Lo mismo ocurre en Melancolía de la resistencia, con la llegada al pueblo de un misterioso circo ambulante que tiene como principal atracción una gran ballena, y que se sitúa en la plaza central. Este espectáculo viene acompañado de un particular líder enigmático y un conjunto de personas, también misteriosas, que se sitúan hieráticos en la misma plaza y que parecen ser autómatas sin alma. Esta masa parece estar formada, según la describe el escritor, por personajes sin rostro, figuras fantasmagóricas que pueden recordar a aquellos sujetos que pueblan el lienzo Tarde en Karl Johan, de Edward Munch. En esa población cualquiera en que se desarrolla la novela, la sensación beligerante crece conforme avanzan las páginas, y Krasznahorkai habla de “ejército” y “gentuza”, hasta que se produce el inevitable estallido de destrucción final. Hasta los personajes más bondadosos, como el ingenuo Valuska, acaban sumándose al estallido de violencia.
¿Cómo, ante semejante panorama, se pueden colar nimios destellos de conmiseración o de engañosa esperanza? En buena medida, por esos atisbos inequívocos de belleza que sabe capturar. No solo en el contenido, también en el andamiaje formal y el uso que hace del lenguaje, tan fascinante. Hay cierta belleza en su intento por retratar la melancolía de un determinado tiempo, esa “dicha de estar triste” de la que habló Victor Hugo en Los trabajadores del mar, aunque no puede quedar al margen lo distópico y sobresalga una lectura pesimista. Si bien, donde más trabaja lo bello de forma nítida es en obras como Al Norte la montaña, al Sur el lago, al Oeste el camino, al Este el río (2003). El texto, de apenas ciento cincuenta páginas, es otra reflexión sobre la condición humana, donde deja constancia de su conocimiento de la cultura nipona, con la búsqueda del jardín anhelado en Kioto que actúa como refugio frente al mundanal caos. También del país del sol naciente parte Y Seiobo descendió a la Tierra (2008), donde dedica páginas de gran belleza a La Alhambra.

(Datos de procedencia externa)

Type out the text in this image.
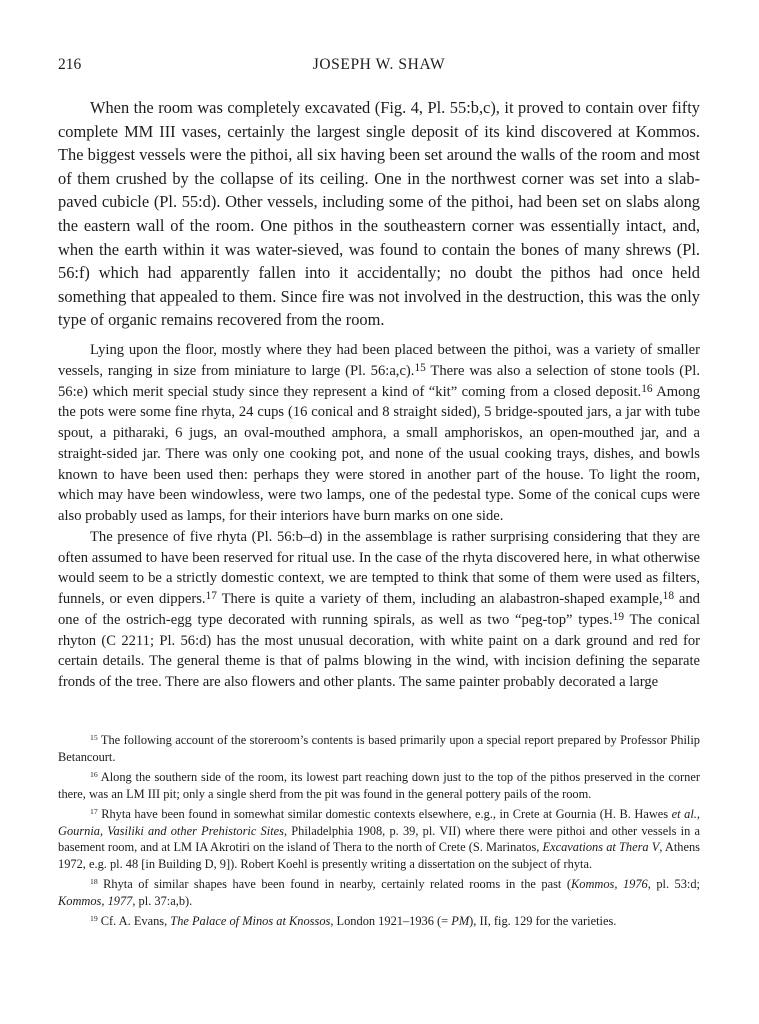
216	JOSEPH W. SHAW

When the room was completely excavated (Fig. 4, Pl. 55:b,c), it proved to contain over fifty complete MM III vases, certainly the largest single deposit of its kind discovered at Kommos. The biggest vessels were the pithoi, all six having been set around the walls of the room and most of them crushed by the collapse of its ceiling. One in the northwest corner was set into a slab-paved cubicle (Pl. 55:d). Other vessels, including some of the pithoi, had been set on slabs along the eastern wall of the room. One pithos in the southeastern corner was essentially intact, and, when the earth within it was water-sieved, was found to contain the bones of many shrews (Pl. 56:f) which had apparently fallen into it accidentally; no doubt the pithos had once held something that appealed to them. Since fire was not involved in the destruction, this was the only type of organic remains recovered from the room.

Lying upon the floor, mostly where they had been placed between the pithoi, was a variety of smaller vessels, ranging in size from miniature to large (Pl. 56:a,c).$^{15}$ There was also a selection of stone tools (Pl. 56:e) which merit special study since they represent a kind of “kit” coming from a closed deposit.$^{16}$ Among the pots were some fine rhyta, 24 cups (16 conical and 8 straight sided), 5 bridge-spouted jars, a jar with tube spout, a pitharaki, 6 jugs, an oval-mouthed amphora, a small amphoriskos, an open-mouthed jar, and a straight-sided jar. There was only one cooking pot, and none of the usual cooking trays, dishes, and bowls known to have been used then: perhaps they were stored in another part of the house. To light the room, which may have been windowless, were two lamps, one of the pedestal type. Some of the conical cups were also probably used as lamps, for their interiors have burn marks on one side.

The presence of five rhyta (Pl. 56:b–d) in the assemblage is rather surprising considering that they are often assumed to have been reserved for ritual use. In the case of the rhyta discovered here, in what otherwise would seem to be a strictly domestic context, we are tempted to think that some of them were used as filters, funnels, or even dippers.$^{17}$ There is quite a variety of them, including an alabastron-shaped example,$^{18}$ and one of the ostrich-egg type decorated with running spirals, as well as two “peg-top” types.$^{19}$ The conical rhyton (C 2211; Pl. 56:d) has the most unusual decoration, with white paint on a dark ground and red for certain details. The general theme is that of palms blowing in the wind, with incision defining the separate fronds of the tree. There are also flowers and other plants. The same painter probably decorated a large

$^{15}$ The following account of the storeroom’s contents is based primarily upon a special report prepared by Professor Philip Betancourt.

$^{16}$ Along the southern side of the room, its lowest part reaching down just to the top of the pithos preserved in the corner there, was an LM III pit; only a single sherd from the pit was found in the general pottery pails of the room.

$^{17}$ Rhyta have been found in somewhat similar domestic contexts elsewhere, e.g., in Crete at Gournia (H. B. Hawes et al., Gournia, Vasiliki and other Prehistoric Sites, Philadelphia 1908, p. 39, pl. VII) where there were pithoi and other vessels in a basement room, and at LM IA Akrotiri on the island of Thera to the north of Crete (S. Marinatos, Excavations at Thera V, Athens 1972, e.g. pl. 48 [in Building D, 9]). Robert Koehl is presently writing a dissertation on the subject of rhyta.

$^{18}$ Rhyta of similar shapes have been found in nearby, certainly related rooms in the past (Kommos, 1976, pl. 53:d; Kommos, 1977, pl. 37:a,b).

$^{19}$ Cf. A. Evans, The Palace of Minos at Knossos, London 1921–1936 (= PM), II, fig. 129 for the varieties.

Muchos lectores han llegado a Krasznahorkai gracias a la obra cinematográfica de Bela Tarr. Como guionista y director, respectivamente, ambos constituyeron una de las más interesantes parejas creativas en la última década del pasado siglo y en la primera del presente. Armonías de Werckmeister, aparecida en 2000, adapta la obra mayor del reciente Nobel, aunque es justo admitir la superioridad como texto fílmico de Sátántangó, ese prodigio de más de siete horas de duración que parte de la primera novela de Krasznahorkai. Otros textos literarios del escritor aparecidos en castellano son Guerra y guerra (1999, traducido en 2009) o Ha llegado Isaías (1998; 2009).
En un texto por el aniversario de Franz Kafka, y justo después de que Han Kang ganase el Nobel del pasado año, Daniel Gascón extraía una regla que parece irrefutable en la literatura contemporánea: los escritores cuyo apellido empieza por K son buenos. La concesión del galardón a Krasznahorkai es la enésima demostración. Estamos de enhorabuena.